Even though differences exist among amino acid sequences of Domain I of human Plasmodium AMA1, the short peptide sequences PAVYD and GPRYC remain conserved across amino acid sequences of Domain I of human Plasmodium AMA1 (Table 2). A study has shown that they appear to be a significant conservation of the invasion apparatus on the level of both ultrastructure and protein associated with apical organelles [30]. These common elements are of particular interest biologically as they constitute the phylogenetic conserved basic machinery for host cell invasion essential for the survival of these obligate intracellular parasites [30]. Single-nucleotide polymorphisms (SNPs) occur in the AMA1 gene across apicomplexan species because AMA1 is a target for host immunity. These polymorphisms might occur as a result of pressure exerted on AMA1 by the host immune system [31]. These polymorphisms might be immune evasion polymorphisms. Despite these polymorphisms, the invasion ligand that fills the hydrophobic pocket of AMA1 is functionally conserved throughout apicomplexan species. This invasion ligand binds to a conserved sequence of amino acid in RON2 [32]. A study has demonstrated that genetic engineered Plasmodium falciparum having Plasmodium vivax AMA1 was able to bind to Plasmodium falciparum RON2 and invade host cells generating new chimeric Plasmodium falciparum [6]. This functional conservation of invasion ligand happens to occur across species of apicomplexans but not among genera as Plasmodium falciparum RON2 failed to bind to Toxoplasma AMA1 [22]. Thus, the AMA1-RON2 binding is evolutionarily conserved across apicomplexan species. An in vitro study has demonstrated that induced mutation in one of the amino acids in the hydrophobic pocket prevents the binding of AMA1 to a complex of RON2 proteins [33]. The short peptide sequences PAVYD and GPRYC may constitute the conserved basic machinery for human host cell invasion by human Plasmodium species.
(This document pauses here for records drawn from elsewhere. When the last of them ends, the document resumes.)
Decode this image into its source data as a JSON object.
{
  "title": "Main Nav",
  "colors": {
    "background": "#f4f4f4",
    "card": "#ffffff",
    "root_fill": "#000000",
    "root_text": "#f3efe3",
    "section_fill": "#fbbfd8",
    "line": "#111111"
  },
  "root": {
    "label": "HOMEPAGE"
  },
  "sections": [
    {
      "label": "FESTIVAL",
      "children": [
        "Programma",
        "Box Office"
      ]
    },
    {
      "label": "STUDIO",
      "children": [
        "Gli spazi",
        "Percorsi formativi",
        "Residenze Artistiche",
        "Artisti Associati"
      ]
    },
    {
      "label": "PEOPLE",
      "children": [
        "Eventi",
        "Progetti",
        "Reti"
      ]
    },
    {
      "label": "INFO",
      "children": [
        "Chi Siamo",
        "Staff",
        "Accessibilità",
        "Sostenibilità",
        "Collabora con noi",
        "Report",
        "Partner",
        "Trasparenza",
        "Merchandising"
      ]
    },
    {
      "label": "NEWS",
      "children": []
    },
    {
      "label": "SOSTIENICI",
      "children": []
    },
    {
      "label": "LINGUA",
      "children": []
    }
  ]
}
Each apicomplexan species utilized its own parasite-derived RON2 protein as a receptor rather than a conserved host molecule. Sequence polymorphisms occur in RON2 protein across apicomplexan genera [22] and across apicomplexan species [34]. These single-nucleotide polymorphisms might be immune evasion polymorphisms as RON2 is a target for host immunity [34]. Although RON2 protein has variations in different apicomplexan species, the peptide sequence of RON2 protein that binds to the AMA1 hydrophobic pocket is conserved across species of apicomplexans [32, 35].

5. Conclusion

In this investigation, the short peptides GPRYC and PAVYD that are conserved throughout Plasmodium AMA1 Domain I were discovered. It is possible that GPRYC and PAVYD make up Plasmodium AMA1's hydrophobic pocket. Additionally, the findings imply that the hydrophobic pocket of Plasmodium AMA1 may represent an external receptor tyrosine kinase. This research also sheds important light on a prospective malaria vaccine antigen sequence, potential future malaria drugs, and molecular mechanisms of Plasmodium penetration of host cells. Our research sheds light on malaria treatment and vaccine development in a way that has not been previously discussed.